Common Ground Song 124 ‘The Hand of Heaven’
Words / Music: John Bell © WGRG / Iona Community
YouTube recording: https://www.youtube.com/watch?v=jfe1-hx_GW8
Featured image: from pxhere.com
Another Sunday, another communion hymn. The tune set in the book – and used in the video linked above – is an arrangement of an old ‘French carol melody’, but the editors note that the words also fit well to the much better known tune Abbots Leigh.
The theology behind this hymn is what I would call ‘mainstream Trinitarian’. The focus is on Jesus, and his action at the Last Supper, asking God the Father to bless the bread and wine that he shared with his disciples, telling them to share it and accept it as his body and blood. After the giving of the Holy Spirit at Pentecost, the Church came to see the role of the Spirit in consecrating (making holy) the bread and wine when blessed by a Christian priest or minister.

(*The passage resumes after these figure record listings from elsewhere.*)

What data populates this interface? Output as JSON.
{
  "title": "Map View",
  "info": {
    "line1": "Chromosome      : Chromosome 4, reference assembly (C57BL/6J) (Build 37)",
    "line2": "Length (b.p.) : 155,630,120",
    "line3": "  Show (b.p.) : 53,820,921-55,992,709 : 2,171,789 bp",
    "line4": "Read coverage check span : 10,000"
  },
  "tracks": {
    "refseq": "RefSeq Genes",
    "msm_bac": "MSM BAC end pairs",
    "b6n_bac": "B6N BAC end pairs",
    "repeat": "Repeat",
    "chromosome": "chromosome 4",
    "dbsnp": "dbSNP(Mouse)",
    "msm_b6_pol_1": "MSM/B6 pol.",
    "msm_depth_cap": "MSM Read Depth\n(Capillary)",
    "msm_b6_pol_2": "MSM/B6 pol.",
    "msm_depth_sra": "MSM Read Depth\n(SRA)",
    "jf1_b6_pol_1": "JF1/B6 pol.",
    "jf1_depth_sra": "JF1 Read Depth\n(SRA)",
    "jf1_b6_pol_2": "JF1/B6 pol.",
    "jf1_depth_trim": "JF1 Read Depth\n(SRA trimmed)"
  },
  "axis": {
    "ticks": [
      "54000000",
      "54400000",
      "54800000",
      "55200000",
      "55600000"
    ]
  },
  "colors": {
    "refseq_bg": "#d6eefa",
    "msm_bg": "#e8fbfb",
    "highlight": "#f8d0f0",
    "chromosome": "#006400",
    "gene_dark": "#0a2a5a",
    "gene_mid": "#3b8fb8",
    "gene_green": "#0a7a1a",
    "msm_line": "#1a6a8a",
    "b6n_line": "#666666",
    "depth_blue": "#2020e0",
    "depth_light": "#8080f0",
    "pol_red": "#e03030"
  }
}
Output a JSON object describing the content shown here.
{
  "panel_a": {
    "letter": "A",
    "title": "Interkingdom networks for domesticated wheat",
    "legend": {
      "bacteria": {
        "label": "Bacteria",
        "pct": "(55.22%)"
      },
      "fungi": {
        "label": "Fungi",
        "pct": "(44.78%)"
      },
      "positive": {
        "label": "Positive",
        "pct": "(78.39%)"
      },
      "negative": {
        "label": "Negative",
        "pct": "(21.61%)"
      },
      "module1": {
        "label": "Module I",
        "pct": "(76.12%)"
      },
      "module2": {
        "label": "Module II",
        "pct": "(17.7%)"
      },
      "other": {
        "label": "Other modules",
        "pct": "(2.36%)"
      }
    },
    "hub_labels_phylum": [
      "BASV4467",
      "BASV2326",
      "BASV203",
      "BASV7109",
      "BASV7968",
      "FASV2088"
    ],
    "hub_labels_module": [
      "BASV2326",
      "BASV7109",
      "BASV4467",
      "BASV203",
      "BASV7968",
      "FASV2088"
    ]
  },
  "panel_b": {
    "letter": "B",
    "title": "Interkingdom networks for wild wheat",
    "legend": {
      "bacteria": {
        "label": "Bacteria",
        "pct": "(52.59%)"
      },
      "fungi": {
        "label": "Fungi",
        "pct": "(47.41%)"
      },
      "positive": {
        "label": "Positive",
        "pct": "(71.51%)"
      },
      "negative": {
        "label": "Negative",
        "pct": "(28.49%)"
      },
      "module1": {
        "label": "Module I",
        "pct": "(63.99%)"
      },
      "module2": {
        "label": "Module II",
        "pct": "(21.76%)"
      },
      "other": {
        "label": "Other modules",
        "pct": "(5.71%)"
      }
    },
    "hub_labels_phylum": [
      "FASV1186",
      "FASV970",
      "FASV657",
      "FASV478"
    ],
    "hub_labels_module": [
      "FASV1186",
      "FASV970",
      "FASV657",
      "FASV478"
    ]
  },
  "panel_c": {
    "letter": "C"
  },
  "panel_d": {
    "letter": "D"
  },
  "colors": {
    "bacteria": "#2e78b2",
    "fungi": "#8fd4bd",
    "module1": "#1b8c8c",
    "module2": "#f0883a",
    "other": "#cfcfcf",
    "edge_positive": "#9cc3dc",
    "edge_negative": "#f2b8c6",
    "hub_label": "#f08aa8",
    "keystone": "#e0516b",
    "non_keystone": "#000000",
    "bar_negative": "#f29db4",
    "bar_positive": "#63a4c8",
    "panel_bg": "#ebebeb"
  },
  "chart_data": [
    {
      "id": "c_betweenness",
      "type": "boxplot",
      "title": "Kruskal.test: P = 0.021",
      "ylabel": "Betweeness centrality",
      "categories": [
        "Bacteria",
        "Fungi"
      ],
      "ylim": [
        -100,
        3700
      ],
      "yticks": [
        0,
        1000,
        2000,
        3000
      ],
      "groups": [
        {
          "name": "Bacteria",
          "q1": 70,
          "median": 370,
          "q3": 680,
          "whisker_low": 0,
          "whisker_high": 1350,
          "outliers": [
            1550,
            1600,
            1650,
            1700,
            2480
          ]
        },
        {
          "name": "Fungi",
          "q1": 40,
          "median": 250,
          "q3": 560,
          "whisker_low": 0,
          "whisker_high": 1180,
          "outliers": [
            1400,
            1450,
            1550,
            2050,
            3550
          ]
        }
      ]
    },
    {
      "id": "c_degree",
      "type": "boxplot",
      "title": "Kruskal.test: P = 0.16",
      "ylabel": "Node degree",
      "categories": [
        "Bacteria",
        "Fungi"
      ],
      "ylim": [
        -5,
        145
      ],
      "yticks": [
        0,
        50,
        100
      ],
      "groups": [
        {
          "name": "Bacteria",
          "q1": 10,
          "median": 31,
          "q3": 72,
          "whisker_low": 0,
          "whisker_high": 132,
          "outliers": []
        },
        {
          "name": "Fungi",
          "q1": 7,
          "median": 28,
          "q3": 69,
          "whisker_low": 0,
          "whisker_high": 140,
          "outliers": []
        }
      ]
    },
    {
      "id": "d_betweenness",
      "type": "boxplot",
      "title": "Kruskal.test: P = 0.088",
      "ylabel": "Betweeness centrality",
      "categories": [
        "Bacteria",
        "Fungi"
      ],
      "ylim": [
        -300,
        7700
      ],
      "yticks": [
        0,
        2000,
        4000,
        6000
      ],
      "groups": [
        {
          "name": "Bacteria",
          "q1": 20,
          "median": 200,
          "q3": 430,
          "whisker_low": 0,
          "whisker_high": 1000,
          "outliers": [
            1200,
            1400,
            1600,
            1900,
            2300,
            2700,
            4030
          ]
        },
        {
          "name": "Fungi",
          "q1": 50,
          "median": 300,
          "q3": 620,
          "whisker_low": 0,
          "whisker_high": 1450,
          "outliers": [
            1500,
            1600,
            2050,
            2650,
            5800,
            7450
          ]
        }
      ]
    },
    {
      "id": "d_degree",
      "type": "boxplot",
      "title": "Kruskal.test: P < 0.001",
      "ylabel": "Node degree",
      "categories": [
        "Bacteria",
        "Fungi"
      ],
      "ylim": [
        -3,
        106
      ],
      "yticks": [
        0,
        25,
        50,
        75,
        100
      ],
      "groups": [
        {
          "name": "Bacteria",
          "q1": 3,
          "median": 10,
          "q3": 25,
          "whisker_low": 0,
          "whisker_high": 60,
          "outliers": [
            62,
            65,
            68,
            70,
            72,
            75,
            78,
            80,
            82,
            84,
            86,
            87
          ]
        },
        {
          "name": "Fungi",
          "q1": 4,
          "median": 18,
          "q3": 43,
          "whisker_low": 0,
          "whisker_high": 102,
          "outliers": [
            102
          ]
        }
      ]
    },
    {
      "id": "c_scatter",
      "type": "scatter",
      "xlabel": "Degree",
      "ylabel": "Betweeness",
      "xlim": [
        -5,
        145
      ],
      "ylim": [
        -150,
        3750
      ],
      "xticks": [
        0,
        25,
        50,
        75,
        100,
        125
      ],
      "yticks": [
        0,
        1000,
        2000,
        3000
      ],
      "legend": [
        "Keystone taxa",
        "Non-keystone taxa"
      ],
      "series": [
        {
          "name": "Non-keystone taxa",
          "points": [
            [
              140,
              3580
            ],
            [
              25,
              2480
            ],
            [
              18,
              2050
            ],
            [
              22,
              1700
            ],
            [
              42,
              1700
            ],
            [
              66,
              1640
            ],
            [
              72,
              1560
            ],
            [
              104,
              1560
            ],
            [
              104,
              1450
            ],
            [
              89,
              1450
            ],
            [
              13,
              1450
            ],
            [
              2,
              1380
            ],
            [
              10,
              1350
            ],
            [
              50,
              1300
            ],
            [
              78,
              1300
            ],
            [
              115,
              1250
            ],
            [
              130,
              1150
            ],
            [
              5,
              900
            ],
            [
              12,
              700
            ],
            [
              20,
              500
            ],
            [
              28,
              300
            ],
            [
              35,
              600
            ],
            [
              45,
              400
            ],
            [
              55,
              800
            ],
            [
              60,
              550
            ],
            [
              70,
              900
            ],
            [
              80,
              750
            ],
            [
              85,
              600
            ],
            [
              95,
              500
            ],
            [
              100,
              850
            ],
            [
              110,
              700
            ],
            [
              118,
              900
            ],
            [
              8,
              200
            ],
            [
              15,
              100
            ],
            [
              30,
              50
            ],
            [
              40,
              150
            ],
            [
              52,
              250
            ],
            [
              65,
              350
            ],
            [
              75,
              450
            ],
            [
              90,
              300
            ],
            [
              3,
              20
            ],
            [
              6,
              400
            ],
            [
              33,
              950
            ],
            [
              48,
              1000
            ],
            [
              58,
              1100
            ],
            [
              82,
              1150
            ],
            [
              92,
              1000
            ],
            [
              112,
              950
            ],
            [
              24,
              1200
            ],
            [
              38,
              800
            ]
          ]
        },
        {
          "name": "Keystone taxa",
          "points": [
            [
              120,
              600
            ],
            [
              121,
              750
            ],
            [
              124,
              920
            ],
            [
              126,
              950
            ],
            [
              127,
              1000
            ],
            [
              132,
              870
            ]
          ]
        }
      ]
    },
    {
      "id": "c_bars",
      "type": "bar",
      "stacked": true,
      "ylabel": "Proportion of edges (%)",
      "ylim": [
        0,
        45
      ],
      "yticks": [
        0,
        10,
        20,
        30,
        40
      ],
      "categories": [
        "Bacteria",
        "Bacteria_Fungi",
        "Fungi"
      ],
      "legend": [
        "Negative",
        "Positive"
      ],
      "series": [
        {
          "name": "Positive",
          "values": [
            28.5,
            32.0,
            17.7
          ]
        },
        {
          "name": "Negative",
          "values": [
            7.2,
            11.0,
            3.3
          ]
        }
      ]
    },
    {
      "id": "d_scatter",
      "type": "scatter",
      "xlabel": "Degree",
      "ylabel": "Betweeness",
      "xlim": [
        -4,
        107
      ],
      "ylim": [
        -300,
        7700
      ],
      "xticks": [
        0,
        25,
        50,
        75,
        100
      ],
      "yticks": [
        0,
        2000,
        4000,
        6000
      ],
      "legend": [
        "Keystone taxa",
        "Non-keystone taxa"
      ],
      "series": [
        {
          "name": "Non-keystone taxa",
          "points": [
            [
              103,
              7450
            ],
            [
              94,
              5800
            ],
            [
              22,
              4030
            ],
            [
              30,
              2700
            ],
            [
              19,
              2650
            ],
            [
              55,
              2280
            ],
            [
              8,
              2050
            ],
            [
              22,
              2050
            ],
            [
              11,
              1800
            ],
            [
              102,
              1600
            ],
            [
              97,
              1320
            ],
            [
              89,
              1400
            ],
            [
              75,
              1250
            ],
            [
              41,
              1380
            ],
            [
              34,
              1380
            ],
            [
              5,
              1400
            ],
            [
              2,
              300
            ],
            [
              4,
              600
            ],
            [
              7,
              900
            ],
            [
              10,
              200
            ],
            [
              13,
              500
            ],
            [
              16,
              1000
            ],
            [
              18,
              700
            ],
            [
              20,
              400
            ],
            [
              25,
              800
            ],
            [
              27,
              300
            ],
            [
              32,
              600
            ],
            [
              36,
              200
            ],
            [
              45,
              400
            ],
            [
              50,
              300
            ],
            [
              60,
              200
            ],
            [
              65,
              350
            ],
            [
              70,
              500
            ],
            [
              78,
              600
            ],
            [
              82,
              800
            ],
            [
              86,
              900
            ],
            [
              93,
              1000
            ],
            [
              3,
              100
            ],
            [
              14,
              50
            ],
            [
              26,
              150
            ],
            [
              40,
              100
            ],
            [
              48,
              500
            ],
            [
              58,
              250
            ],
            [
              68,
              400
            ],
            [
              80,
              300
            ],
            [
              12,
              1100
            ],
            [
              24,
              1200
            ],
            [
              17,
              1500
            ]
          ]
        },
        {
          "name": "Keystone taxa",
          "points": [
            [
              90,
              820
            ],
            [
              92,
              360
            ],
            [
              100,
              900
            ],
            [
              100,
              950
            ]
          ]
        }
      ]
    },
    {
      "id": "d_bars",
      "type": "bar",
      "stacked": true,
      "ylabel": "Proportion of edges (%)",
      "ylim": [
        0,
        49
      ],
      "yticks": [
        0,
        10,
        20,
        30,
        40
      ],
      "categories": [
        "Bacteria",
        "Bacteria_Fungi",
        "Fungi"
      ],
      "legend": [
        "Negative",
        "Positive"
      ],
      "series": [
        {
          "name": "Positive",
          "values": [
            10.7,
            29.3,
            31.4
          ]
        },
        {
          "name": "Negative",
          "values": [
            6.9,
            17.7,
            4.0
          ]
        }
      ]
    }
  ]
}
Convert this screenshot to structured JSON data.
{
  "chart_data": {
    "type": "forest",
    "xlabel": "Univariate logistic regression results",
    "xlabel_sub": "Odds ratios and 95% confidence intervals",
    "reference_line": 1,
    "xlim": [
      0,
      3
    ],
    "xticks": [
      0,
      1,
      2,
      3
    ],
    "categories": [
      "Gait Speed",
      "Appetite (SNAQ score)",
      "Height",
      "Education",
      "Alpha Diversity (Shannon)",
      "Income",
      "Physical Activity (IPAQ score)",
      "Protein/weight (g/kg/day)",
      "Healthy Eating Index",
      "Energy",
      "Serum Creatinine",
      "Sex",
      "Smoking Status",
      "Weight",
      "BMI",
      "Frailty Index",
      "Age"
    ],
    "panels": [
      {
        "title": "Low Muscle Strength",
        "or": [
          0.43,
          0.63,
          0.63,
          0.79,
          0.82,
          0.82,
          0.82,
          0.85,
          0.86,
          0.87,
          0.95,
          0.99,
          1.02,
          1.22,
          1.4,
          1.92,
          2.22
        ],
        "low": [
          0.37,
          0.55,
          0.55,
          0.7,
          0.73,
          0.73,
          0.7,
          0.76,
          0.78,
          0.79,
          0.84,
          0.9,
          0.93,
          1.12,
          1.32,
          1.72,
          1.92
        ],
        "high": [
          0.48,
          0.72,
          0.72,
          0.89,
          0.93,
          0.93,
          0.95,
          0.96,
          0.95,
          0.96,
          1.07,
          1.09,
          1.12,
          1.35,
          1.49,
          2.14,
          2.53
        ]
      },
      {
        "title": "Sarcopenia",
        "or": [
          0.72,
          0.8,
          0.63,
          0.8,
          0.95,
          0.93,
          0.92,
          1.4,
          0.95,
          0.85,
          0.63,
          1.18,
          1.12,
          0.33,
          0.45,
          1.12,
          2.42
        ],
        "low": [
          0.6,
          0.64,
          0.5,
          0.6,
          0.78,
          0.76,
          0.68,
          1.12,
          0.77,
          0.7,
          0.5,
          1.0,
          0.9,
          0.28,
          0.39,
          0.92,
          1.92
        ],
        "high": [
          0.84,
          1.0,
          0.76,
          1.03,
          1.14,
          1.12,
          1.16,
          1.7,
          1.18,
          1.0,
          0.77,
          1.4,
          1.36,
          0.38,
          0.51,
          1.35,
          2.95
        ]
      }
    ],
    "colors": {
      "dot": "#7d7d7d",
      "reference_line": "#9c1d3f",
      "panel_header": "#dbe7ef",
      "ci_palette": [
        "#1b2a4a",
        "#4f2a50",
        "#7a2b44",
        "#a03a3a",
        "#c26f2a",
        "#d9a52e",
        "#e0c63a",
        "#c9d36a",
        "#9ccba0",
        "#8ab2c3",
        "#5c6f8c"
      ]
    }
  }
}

The delicate question of whether the consecrated bread actually is the body of Christ in a literal sense, or only in a symbolic sense, will probably never be settled. As the words of the second verse put it, ‘though to sound this be a mystery, though to sense it seems absurd’. Take whichever position you prefer.
The third verse, though, takes us from the realm of theology to that of practical Christian living: ‘Let it bring the life we long for and the love which we forsake. Bind us closer to each other, both forgiving and forgiven’. The title of the hymn only appears in the very last line: ‘Give us grace in this and all things to discern the hand of Heaven’. The taking of communion is always intended to be a feeding of the soul and an inspiration to the mind, as we go forth into the week, one body of many people. The mass is ended: go in peace.